NATALE DEL SIGNORE – MESSA DEL GIORNO

25-12-2019

Nei vari momenti della solennità del Natale, la liturgia ci offre prospettive diverse per entrare nel significato profondo della nascita di Gesù. Alla scena del presepio, che ci è stata proposta nella messa della notte e in quella dell’aurora, segue, nella messa che stiamo celebrando (detta «del giorno»), un altro approccio, che ci guida ad approfondire il significato di quella nascita.

In questo approccio, che troviamo nel prologo del Vangelo di Giovanni e nel brano della lettera agli Ebrei proposto come seconda lettura, è messo a tema il rapporto tra ascolto e visione. Il bambino che contempliamo nel presepio è la Parola di Dio fatta carne: se vogliamo vedere Dio dobbiamo ascoltare il racconto che è Gesù. La forza e la potenza che si rivelano nella debolezza del bambino sono la forza e la potenza della Parola stessa di Dio (il Verbo nel linguaggio del Vangelo di Giovanni). Questa Parola è vita e luce per gli uomini: è la parola che era presso Dio e per mezzo della quale tutto è stato fatto.

Il centro del prologo di Giovanni è nell’affermazione «il Verbo si è fatto carne e venne ad abitare in mezzo a noi: e noi abbiamo contemplato la sua gloria, gloria come del Figlio unigenito che viene dal Padre, pieno di grazia e di verità»

Analogamente nel brano della lettera agli Ebrei ci viene rivelato in modo stupendo il mistero nascosto nel volto del bambino di Betlemme: «… ultimamente in questi giorni, Dio ha parlato a noi per mezzo del Figlio … Egli è irradiazione della sua gloria e impronta della sua sostanza e tutto sostiene con la sua parola potente».

E’ nell’umanità di Gesù (la carne secondo il linguaggio biblico) che si vede la gloria stessa di Dio. Dio ha accettato di «nascondere» la sua Parola dentro la carne dell’uomo. Questo farsi carne della parola di Dio comporta una obbedienza umile e docile a tutto ciò che fa parte dell’uomo. Ogni parola, ogni gesto, ogni sentimento, ogni esperienza che segna la carne dell’uomo è stata accolta dal Figlio di Dio. Lui non ha avuto paura di imparare dall’uomo, di accettare le conseguenze di un’umanità fragile e povera, di sporcarsi le mani con la carne dell’uomo. Non ha avuto paura neppure del peccato e della morte: pur essendo senza peccato nell’obbedienza al Padre si è lasciato immergere nelle tenebre del peccato.
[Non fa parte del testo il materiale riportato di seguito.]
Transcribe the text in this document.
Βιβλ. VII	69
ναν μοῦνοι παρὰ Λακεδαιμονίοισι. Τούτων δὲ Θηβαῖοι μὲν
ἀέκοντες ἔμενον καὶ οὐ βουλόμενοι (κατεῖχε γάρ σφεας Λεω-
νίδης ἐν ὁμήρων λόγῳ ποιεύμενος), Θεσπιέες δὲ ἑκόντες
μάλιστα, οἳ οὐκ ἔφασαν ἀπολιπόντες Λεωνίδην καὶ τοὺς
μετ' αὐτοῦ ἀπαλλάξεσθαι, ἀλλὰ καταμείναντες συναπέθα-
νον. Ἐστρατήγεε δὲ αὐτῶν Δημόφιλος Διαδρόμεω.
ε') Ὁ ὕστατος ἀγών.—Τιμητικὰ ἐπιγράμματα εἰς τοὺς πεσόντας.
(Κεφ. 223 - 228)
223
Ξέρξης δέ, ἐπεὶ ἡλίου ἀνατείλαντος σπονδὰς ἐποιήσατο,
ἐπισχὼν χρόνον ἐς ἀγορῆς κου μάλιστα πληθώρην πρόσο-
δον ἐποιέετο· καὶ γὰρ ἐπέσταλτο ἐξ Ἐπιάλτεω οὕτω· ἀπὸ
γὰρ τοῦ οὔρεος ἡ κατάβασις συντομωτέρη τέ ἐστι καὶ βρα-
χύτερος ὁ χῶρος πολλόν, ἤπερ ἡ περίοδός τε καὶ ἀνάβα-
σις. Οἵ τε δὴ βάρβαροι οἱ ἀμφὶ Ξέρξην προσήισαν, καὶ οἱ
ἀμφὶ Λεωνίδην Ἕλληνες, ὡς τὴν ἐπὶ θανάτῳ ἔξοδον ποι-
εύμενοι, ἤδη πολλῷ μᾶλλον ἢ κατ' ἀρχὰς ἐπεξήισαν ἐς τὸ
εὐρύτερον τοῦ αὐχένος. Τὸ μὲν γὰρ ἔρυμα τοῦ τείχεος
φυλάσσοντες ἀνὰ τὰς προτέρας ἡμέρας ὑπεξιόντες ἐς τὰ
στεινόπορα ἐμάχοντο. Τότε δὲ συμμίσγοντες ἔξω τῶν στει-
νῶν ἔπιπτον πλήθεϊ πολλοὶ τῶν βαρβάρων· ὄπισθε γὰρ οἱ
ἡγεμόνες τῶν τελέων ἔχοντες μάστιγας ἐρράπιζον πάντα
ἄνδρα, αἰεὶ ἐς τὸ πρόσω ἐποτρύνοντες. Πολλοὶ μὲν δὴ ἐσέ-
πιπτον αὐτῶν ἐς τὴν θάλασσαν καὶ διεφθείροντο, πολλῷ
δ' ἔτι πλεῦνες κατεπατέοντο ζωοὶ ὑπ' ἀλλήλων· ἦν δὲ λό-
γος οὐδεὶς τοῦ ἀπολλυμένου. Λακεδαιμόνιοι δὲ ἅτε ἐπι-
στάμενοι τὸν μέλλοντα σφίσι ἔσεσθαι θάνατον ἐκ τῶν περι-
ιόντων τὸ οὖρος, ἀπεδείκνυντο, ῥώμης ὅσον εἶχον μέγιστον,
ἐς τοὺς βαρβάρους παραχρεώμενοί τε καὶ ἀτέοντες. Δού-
L’incarnazione del Verbo apre a noi una strada per accedere a Dio: il Figlio di Dio, fattosi uomo in Gesù di Nazareth, è una Parola costantemente rivolta al Padre. E’ ascoltando questa Parola che anche noi possiamo vedere il Padre.

Veramente la carne di Dio, la nostra stessa carne glorificata in Gesù, è la via che ci porta alla salvezza, è il cardine su cui poggia la nostra vita secondo il detto latino «caro cardo salutis».

Accettare un’umanità abitata da Dio vuol dire spalancarla all’eterno. Proprio nella sua esperienza umana (che il Vangelo di Giovanni chiama «carne») e con le nostre parole di uomini, Gesù ci orienta al volto stesso di Dio, ci racconta il suo dialogo con Dio, fatto di obbedienza e di ascolto, ci racconta il suo essere Figlio di fronte al Padre. Gesù ci invita ad entrare in questo dialogo come figli: in questo dialogo ogni parola diventa fonte di vita, di libertà e di pace.

Il Natale che celebriamo ci aiuti a stare davanti a Dio come figli davanti al Padre, percorrendo la via che con la sua nascita Gesù ha aperto a tutta l’umanità.